Newly released data on corporate profitability for 2012 show the continuation of historic levels of profitability despite excessive unemployment and stagnant wages for most workers. Specifically, the share of capital income (such as profits and interest, which are hereafter referred to as ‘profits’) in the corporate sector increased to 25.6 percent in 2012, the highest in any year since 1950-51 and far higher than the 19.9 percent share prevailing over 1969-2007, the five business cycles preceding the financial crisis.

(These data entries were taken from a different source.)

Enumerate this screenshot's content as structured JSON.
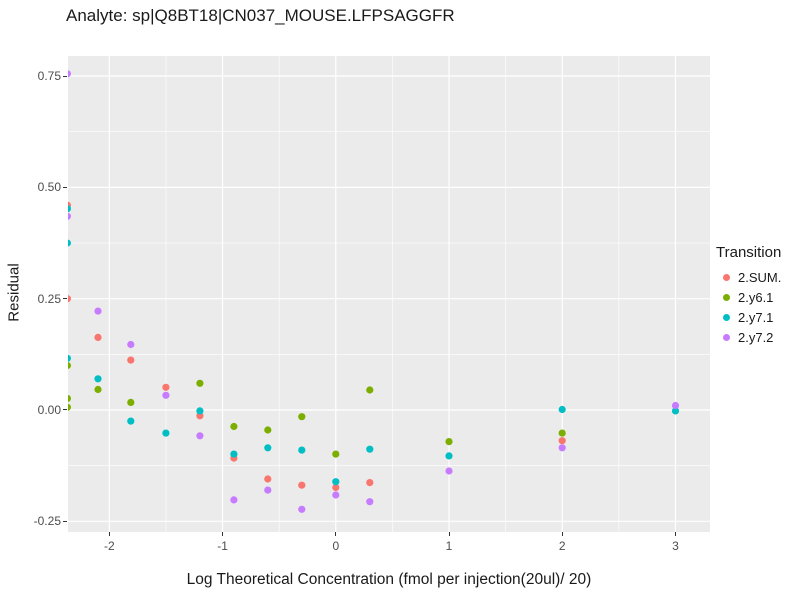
{
  "title": "Analyte: sp|Q8BT18|CN037_MOUSE.LFPSAGGFR",
  "x_axis": {
    "title": "Log Theoretical Concentration (fmol per injection(20ul)/ 20)",
    "tick_labels": [
      "-2",
      "-1",
      "0",
      "1",
      "2",
      "3"
    ]
  },
  "y_axis": {
    "title": "Residual",
    "tick_labels": [
      "0.75",
      "0.50",
      "0.25",
      "0.00",
      "-0.25"
    ]
  },
  "legend": {
    "title": "Transition",
    "entries": [
      {
        "label": "2.SUM.",
        "color": "#F8766D"
      },
      {
        "label": "2.y6.1",
        "color": "#7CAE00"
      },
      {
        "label": "2.y7.1",
        "color": "#00BFC4"
      },
      {
        "label": "2.y7.2",
        "color": "#C77CFF"
      }
    ]
  },
  "colors": {
    "panel_background": "#EBEBEB",
    "gridline": "#FFFFFF",
    "tick_text": "#4D4D4D",
    "tick_mark": "#333333"
  },
  "chart_data": {
    "type": "scatter",
    "title": "Analyte: sp|Q8BT18|CN037_MOUSE.LFPSAGGFR",
    "xlabel": "Log Theoretical Concentration (fmol per injection(20ul)/ 20)",
    "ylabel": "Residual",
    "legend_title": "Transition",
    "legend_position": "right",
    "grid": true,
    "x_domain": [
      -2.365,
      3.305
    ],
    "y_domain": [
      -0.274,
      0.795
    ],
    "x_major_ticks": [
      -2,
      -1,
      0,
      1,
      2,
      3
    ],
    "x_minor_gridlines": [
      -1.5,
      -0.5,
      0.5,
      1.5,
      2.5
    ],
    "y_major_ticks": [
      0.75,
      0.5,
      0.25,
      0,
      -0.25
    ],
    "y_minor_gridlines": [
      0.625,
      0.375,
      0.125,
      -0.125
    ],
    "point_radius": 3.6,
    "series": [
      {
        "name": "2.SUM.",
        "color": "#F8766D",
        "points": [
          [
            -2.37,
            0.46
          ],
          [
            -2.37,
            0.25
          ],
          [
            -2.1,
            0.163
          ],
          [
            -1.81,
            0.112
          ],
          [
            -1.5,
            0.051
          ],
          [
            -1.2,
            -0.013
          ],
          [
            -0.9,
            -0.108
          ],
          [
            -0.6,
            -0.155
          ],
          [
            -0.3,
            -0.169
          ],
          [
            0.0,
            -0.174
          ],
          [
            0.3,
            -0.163
          ],
          [
            2.0,
            -0.069
          ]
        ]
      },
      {
        "name": "2.y6.1",
        "color": "#7CAE00",
        "points": [
          [
            -2.37,
            0.1
          ],
          [
            -2.37,
            0.026
          ],
          [
            -2.37,
            0.006
          ],
          [
            -2.1,
            0.046
          ],
          [
            -1.81,
            0.017
          ],
          [
            -1.2,
            0.06
          ],
          [
            -0.9,
            -0.037
          ],
          [
            -0.6,
            -0.045
          ],
          [
            -0.3,
            -0.015
          ],
          [
            0.0,
            -0.099
          ],
          [
            0.3,
            0.045
          ],
          [
            1.0,
            -0.071
          ],
          [
            2.0,
            -0.052
          ]
        ]
      },
      {
        "name": "2.y7.1",
        "color": "#00BFC4",
        "points": [
          [
            -2.37,
            0.452
          ],
          [
            -2.37,
            0.375
          ],
          [
            -2.37,
            0.116
          ],
          [
            -2.1,
            0.07
          ],
          [
            -1.81,
            -0.025
          ],
          [
            -1.5,
            -0.052
          ],
          [
            -1.2,
            -0.002
          ],
          [
            -0.9,
            -0.099
          ],
          [
            -0.6,
            -0.085
          ],
          [
            -0.3,
            -0.09
          ],
          [
            0.0,
            -0.161
          ],
          [
            0.3,
            -0.088
          ],
          [
            1.0,
            -0.103
          ],
          [
            2.0,
            0.001
          ],
          [
            3.0,
            -0.002
          ]
        ]
      },
      {
        "name": "2.y7.2",
        "color": "#C77CFF",
        "points": [
          [
            -2.37,
            0.755
          ],
          [
            -2.37,
            0.435
          ],
          [
            -2.1,
            0.222
          ],
          [
            -1.81,
            0.147
          ],
          [
            -1.5,
            0.033
          ],
          [
            -1.2,
            -0.058
          ],
          [
            -0.9,
            -0.202
          ],
          [
            -0.6,
            -0.18
          ],
          [
            -0.3,
            -0.223
          ],
          [
            0.0,
            -0.191
          ],
          [
            0.3,
            -0.206
          ],
          [
            1.0,
            -0.137
          ],
          [
            2.0,
            -0.085
          ],
          [
            3.0,
            0.01
          ]
        ]
      }
    ]
  }
}
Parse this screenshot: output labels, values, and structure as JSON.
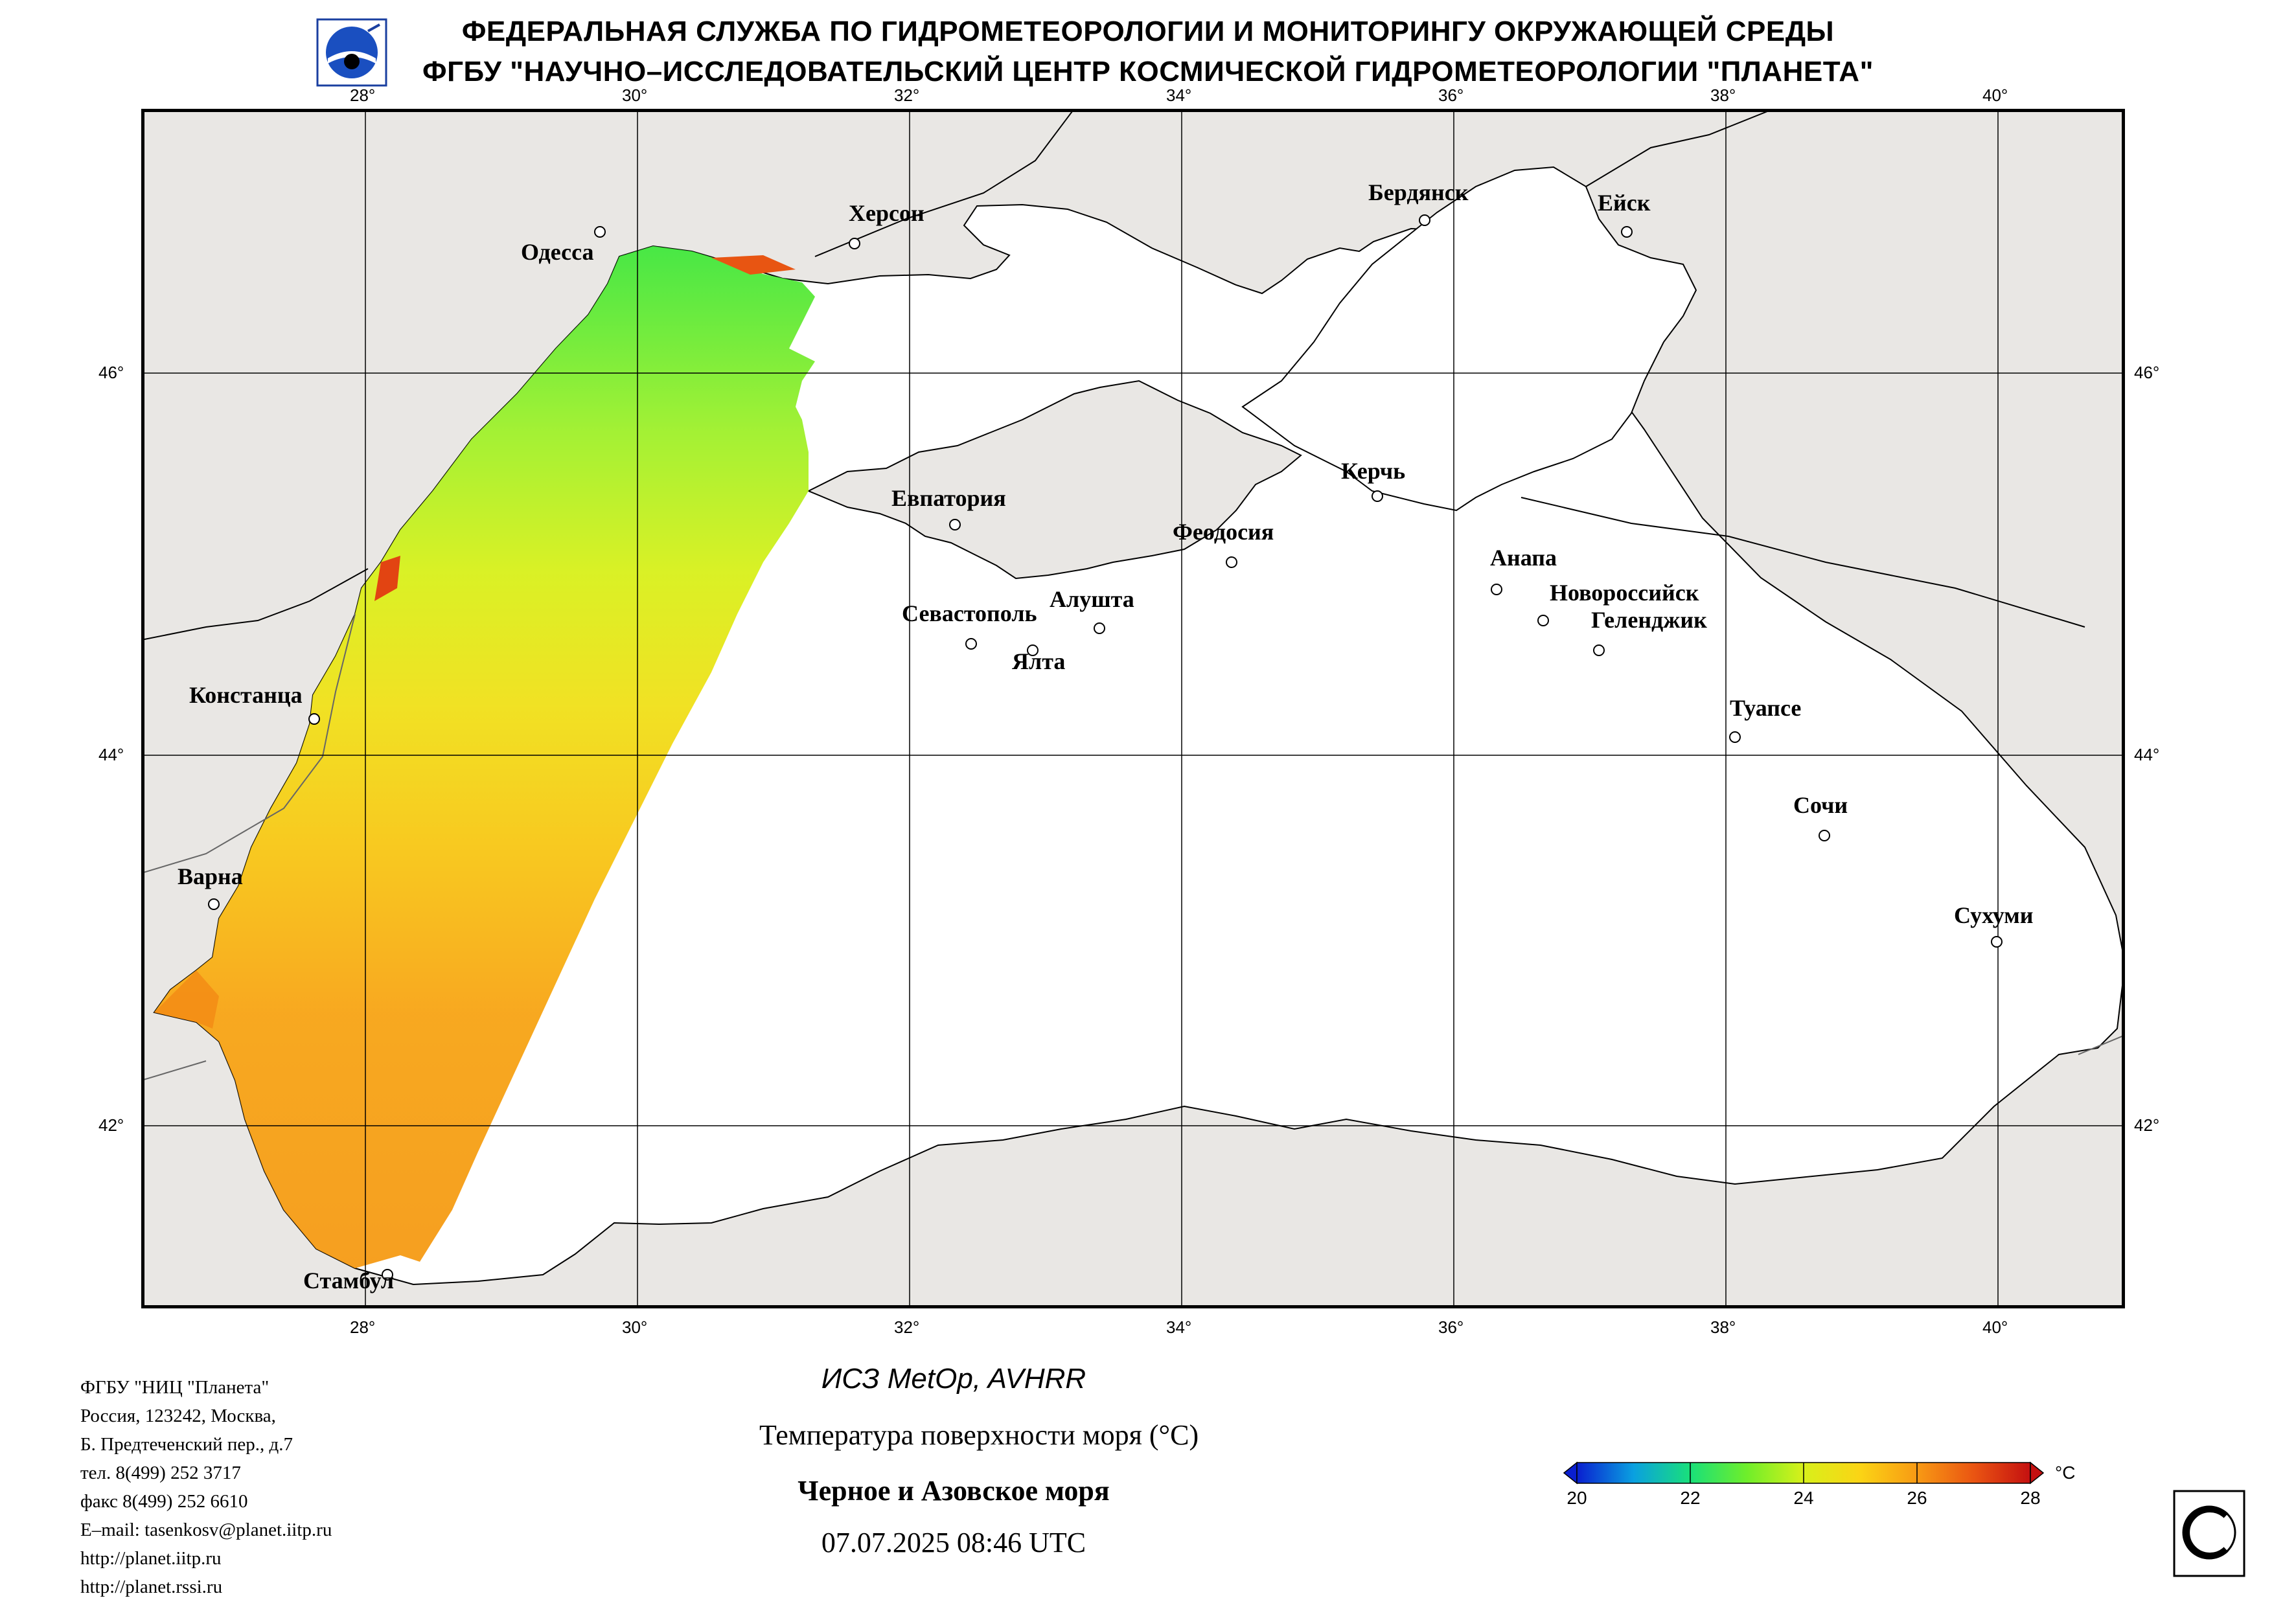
{
  "header": {
    "line1": "ФЕДЕРАЛЬНАЯ СЛУЖБА ПО ГИДРОМЕТЕОРОЛОГИИ И МОНИТОРИНГУ ОКРУЖАЮЩЕЙ СРЕДЫ",
    "line2": "ФГБУ \"НАУЧНО–ИССЛЕДОВАТЕЛЬСКИЙ ЦЕНТР КОСМИЧЕСКОЙ ГИДРОМЕТЕОРОЛОГИИ \"ПЛАНЕТА\""
  },
  "map": {
    "lon_ticks": [
      "28°",
      "30°",
      "32°",
      "34°",
      "36°",
      "38°",
      "40°"
    ],
    "lat_ticks": [
      "46°",
      "44°",
      "42°"
    ],
    "cities": [
      "Херсон",
      "Одесса",
      "Бердянск",
      "Ейск",
      "Керчь",
      "Евпатория",
      "Феодосия",
      "Анапа",
      "Новороссийск",
      "Геленджик",
      "Алушта",
      "Севастополь",
      "Ялта",
      "Констанца",
      "Туапсе",
      "Сочи",
      "Варна",
      "Сухуми",
      "Стамбул"
    ],
    "colors": {
      "land": "#e9e7e4",
      "sea": "#ffffff",
      "coast": "#000000",
      "grid": "#000000"
    }
  },
  "footer": {
    "address": [
      "ФГБУ \"НИЦ \"Планета\"",
      "Россия, 123242, Москва,",
      "Б. Предтеченский пер., д.7",
      "тел. 8(499) 252 3717",
      "факс 8(499) 252 6610",
      "E–mail: tasenkosv@planet.iitp.ru",
      "http://planet.iitp.ru",
      "http://planet.rssi.ru"
    ],
    "satellite": "ИСЗ MetOp, AVHRR",
    "parameter": "Температура поверхности моря (°С)",
    "region": "Черное и Азовское моря",
    "datetime": "07.07.2025 08:46 UTC"
  },
  "colorbar": {
    "min": 20,
    "max": 28,
    "ticks": [
      "20",
      "22",
      "24",
      "26",
      "28"
    ],
    "unit": "°C",
    "colors": [
      "#0a1fd0",
      "#0aa0e0",
      "#19e07a",
      "#6fee2a",
      "#d8f01a",
      "#fbd415",
      "#f89a14",
      "#ea5512",
      "#c41010"
    ]
  }
}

This historic share of income going to profits reflects historically high returns on investments, meaning more profit per dollar of assets, as we document in The State of Working America. A higher profits share could result from an economy becoming more capital-intensive, where more assets are associated with each worker in the production of goods and services. However, the economy has become less capital-intensive since 2007 and is now only modestly more capital-intensive than it was over the preceding four decades. Profitability used to be lower when there was high unemployment, but in this downturn we have already seen the share of income going to profit exceed the high point reached in the last recovery or at any time in the last five recoveries. We now have an economy built to assure high corporate profitability even when it’s operating far below capacity and when most families and workers are faring poorly. This is further evidence that there is a remarkable disconnect between the fortunes of business and those best-off (high income households) and the vast majority.
A wonky point: some analysts choose to look at profits as a share of GDP, or the economy, but this is analytically incorrect. The profit share of GDP provides a nice shorthand method but it is flawed because there are sectors of the economy that have little capital income by their nature—government and the non-profit sector. Consequently, when these sectors expand or contract the overall share of profits in the economy shifts. There’s also the problem of the proprietary sector where the categorization of income is problematic (how much of the income obtained by the self-employed, for instance, is salary versus profit). That is why economists studying profitability (including, for instance, a paper by Martin Feldstein and Larry Summers and one by Jim Poterba) have always focused on the corporate sector. In any case, the profit (capital income) share of national income in 2011 (2012 data not yet available) was also historically high, but comparable or below the share in 1965-66, 1996-97, and 2006.
No matter how it is measured this economy has achieved something remarkable, the ability to generate large returns to owners of assets even when the economy remains far below full employment. This did not happen by accident my friends.